If concerned about the security of your data, you should look for transcription services that make pledges about where their transcriptionists are based. You want to look for areas with high ethical business standards and judicial systems that pursue violations. If you operate in a country subject to strict privacy regulation (such as the GDPR), it is advisable to keep your transcription business partners within that region as well. If the location of transcriptionists is not mentioned at all, it is likely that the service uses an offshore workforce.
7. A Medium-Range Starting Price
Although it can be tempting to just pick the lowest price you can find, this might not be the best idea. Transcription service pricing can actually be a bit complicated. Even without concerns for security, a low starting price often means that there are a lot of ‘additions’. This can create a confusing experience that isn’t always as cheap as it first seems.
Low prices almost always guarantee the use of offshore transcriptionists. You are also likely putting your data in the hands of people who aren’t paid that well. Like with a lot of things, you get what you pay for. If you want a quality service that places a premium on security, you will likely have to pay a little extra for that. A starting price at least one rung up from the bottom is often a good sign that you are dealing with a quality company.
8. Speech to Text Software … Maybe
If you want to avoid a ‘person’ stealing your data, one of the most obvious choices is to remove the human element entirely and just use automated transcription services, or automatic speech recognition (ASR) software. This might work. But, these services don’t deliver quite the same outcome. You also need to avoid being lured into a false sense of security.
‘Automatic transcription service’ does not necessarily mean that no human will see your data. If no guarantees are made in a service level agreement, there is nothing stopping someone from listening to your recording. For example, your recording might be used for review purposes. Some services also store data online for quite some time after the transcript has been delivered.
Factors such as encryption during storage and safe data transfers are just as important when using speech to text software as it is with human-based transcription services. Ideally, you want to find a service that deletes your data once finished, otherwise you run unnecessary risks by having your data stored by a third party online.
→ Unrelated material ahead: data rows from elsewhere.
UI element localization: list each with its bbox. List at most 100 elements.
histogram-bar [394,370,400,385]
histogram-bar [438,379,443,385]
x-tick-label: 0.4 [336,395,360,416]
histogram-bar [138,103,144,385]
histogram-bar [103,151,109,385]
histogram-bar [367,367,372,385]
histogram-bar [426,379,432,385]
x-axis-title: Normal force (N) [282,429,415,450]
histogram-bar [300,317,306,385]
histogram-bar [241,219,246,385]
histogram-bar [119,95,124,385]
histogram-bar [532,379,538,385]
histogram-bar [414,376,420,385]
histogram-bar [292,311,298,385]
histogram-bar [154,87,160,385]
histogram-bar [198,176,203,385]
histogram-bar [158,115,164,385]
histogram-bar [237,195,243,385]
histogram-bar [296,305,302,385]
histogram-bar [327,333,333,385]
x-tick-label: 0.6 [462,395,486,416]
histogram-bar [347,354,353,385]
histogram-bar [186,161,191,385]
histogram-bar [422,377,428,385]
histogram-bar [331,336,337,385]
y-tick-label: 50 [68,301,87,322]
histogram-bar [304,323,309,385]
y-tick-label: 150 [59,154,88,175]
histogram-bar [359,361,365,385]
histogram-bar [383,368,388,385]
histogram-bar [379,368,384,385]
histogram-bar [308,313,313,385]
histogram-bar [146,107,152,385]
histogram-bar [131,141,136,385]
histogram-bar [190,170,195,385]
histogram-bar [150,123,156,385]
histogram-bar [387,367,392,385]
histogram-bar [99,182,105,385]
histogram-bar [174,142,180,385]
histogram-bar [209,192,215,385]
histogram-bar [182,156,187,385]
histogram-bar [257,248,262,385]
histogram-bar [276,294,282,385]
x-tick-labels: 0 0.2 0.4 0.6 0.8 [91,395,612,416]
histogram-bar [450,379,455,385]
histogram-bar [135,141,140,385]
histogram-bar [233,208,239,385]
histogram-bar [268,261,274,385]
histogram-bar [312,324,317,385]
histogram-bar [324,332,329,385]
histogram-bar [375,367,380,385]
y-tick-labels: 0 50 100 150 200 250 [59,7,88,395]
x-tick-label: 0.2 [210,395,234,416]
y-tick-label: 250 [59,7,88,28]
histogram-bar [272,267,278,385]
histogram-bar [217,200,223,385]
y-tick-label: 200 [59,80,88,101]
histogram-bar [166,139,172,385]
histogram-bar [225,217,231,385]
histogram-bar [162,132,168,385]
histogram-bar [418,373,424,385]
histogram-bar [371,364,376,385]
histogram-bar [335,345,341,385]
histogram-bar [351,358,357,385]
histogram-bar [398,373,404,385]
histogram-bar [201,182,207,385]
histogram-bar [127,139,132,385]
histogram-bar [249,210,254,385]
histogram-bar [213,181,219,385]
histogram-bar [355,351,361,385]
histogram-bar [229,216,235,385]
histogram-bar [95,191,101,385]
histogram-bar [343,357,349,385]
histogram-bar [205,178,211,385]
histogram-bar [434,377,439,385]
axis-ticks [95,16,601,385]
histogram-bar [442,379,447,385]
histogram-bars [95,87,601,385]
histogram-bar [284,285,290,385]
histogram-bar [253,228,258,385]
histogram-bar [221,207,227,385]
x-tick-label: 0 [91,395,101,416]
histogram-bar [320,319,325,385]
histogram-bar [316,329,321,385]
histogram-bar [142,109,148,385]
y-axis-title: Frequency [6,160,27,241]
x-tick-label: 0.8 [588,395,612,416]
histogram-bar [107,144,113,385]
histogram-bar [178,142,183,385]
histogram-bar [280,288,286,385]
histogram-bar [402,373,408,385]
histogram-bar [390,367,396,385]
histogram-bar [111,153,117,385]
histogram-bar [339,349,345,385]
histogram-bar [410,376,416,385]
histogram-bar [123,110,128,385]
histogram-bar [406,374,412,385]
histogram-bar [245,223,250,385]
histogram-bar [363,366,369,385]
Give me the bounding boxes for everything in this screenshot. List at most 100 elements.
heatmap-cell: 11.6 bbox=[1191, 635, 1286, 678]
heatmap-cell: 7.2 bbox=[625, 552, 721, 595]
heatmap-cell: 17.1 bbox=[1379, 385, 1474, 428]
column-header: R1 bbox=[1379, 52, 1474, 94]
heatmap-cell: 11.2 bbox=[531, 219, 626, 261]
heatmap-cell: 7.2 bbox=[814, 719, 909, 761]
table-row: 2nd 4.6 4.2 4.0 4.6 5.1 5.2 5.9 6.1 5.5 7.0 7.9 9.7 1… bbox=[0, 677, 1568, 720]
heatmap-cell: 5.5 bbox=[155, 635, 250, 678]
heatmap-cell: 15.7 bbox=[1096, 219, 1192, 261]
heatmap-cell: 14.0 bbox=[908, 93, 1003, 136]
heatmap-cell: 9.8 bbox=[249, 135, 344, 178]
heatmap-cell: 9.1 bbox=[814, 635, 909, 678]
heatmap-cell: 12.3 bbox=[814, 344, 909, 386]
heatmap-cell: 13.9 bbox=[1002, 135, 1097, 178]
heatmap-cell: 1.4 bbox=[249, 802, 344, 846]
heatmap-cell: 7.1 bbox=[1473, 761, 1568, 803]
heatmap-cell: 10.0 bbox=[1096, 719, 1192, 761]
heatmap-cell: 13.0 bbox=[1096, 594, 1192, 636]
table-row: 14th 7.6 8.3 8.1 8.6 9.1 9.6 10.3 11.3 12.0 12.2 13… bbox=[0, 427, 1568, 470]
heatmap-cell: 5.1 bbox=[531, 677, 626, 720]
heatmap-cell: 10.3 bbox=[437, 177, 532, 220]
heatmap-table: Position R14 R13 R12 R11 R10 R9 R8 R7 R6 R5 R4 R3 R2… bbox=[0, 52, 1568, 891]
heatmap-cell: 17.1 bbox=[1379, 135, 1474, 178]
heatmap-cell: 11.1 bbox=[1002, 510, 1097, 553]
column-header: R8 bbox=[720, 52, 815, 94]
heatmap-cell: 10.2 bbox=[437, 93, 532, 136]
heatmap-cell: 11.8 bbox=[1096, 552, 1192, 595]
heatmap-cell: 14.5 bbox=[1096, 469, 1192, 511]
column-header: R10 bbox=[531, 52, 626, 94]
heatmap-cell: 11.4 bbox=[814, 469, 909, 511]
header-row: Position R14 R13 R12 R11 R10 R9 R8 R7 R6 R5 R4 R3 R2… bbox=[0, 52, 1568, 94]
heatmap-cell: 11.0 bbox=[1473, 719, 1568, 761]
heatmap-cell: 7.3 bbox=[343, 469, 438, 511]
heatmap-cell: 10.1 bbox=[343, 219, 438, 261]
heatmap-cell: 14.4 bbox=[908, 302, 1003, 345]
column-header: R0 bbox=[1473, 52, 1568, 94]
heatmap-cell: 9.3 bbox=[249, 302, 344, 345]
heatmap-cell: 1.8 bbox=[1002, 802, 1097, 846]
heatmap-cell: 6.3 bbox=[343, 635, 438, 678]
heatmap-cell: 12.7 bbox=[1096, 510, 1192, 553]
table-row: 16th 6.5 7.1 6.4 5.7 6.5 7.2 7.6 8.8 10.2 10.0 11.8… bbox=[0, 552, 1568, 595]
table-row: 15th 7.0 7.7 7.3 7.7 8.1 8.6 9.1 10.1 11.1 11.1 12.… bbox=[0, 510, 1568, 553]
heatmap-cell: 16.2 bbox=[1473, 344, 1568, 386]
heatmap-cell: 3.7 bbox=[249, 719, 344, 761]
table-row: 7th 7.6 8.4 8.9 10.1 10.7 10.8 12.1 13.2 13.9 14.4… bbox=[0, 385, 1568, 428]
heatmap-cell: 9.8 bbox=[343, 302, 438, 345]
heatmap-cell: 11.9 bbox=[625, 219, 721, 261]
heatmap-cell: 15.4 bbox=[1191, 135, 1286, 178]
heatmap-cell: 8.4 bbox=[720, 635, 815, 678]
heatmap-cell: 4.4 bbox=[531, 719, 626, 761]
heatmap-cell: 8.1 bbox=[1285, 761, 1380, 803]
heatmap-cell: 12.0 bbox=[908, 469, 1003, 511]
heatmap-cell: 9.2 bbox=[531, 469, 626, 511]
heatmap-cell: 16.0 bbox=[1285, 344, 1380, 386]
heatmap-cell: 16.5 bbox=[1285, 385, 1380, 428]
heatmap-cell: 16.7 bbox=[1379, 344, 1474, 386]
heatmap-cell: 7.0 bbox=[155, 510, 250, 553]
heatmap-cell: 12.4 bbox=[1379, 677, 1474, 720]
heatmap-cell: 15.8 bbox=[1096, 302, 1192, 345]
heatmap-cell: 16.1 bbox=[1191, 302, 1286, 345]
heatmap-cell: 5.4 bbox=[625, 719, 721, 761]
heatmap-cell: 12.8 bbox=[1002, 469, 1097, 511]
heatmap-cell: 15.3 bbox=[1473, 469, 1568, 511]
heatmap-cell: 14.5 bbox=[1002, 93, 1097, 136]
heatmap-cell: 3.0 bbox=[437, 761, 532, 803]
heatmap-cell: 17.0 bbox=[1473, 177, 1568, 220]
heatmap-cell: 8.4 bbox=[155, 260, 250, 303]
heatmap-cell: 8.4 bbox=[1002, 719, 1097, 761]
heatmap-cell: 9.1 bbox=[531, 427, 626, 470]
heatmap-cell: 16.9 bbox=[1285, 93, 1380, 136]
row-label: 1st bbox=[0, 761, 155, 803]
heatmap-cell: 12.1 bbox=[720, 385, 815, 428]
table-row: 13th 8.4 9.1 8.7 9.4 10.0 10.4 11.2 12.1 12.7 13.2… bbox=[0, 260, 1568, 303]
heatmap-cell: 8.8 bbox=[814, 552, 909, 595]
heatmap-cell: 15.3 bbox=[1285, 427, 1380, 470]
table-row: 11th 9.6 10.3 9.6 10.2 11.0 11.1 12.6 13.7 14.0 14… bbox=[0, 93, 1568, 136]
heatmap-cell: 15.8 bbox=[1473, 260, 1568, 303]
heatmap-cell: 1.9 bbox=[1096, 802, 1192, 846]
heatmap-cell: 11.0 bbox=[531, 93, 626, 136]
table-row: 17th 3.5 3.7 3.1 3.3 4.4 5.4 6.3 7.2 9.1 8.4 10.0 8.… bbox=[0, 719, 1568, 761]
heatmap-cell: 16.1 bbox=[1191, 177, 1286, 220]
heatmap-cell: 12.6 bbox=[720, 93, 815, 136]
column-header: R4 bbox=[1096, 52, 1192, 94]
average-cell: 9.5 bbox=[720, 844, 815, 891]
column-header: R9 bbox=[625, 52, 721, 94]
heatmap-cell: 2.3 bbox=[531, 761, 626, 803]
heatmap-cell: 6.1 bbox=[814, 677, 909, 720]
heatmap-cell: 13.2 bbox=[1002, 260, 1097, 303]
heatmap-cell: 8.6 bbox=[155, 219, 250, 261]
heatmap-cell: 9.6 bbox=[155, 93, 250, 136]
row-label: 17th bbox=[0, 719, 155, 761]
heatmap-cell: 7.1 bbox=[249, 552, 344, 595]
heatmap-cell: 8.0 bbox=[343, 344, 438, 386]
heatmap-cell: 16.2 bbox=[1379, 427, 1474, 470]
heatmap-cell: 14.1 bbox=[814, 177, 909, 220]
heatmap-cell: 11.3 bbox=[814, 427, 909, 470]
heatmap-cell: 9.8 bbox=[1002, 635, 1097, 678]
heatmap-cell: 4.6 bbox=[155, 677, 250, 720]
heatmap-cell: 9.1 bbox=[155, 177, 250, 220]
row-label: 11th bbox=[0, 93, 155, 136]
Even more problematic than security issues is the fact that speech to text software will likely be unsuitable for your transcription service needs. This is not entirely related to security, but automated services struggle with accuracy. Even if you find one that is secure, you may go to all that effort to receive a transcript that is nothing but gibberish.
To make ASR work, you need ‘clean’ audio with people speaking slowly, one at a time and with no background noise. Even then, you should not expect accuracy rates higher than 80%. If there are one or more of these factors present, the accuracy rate can sink to the single digits. For many recordings, ASR is not a realistic option. No matter what, retain a vigilant eye on the security of your data.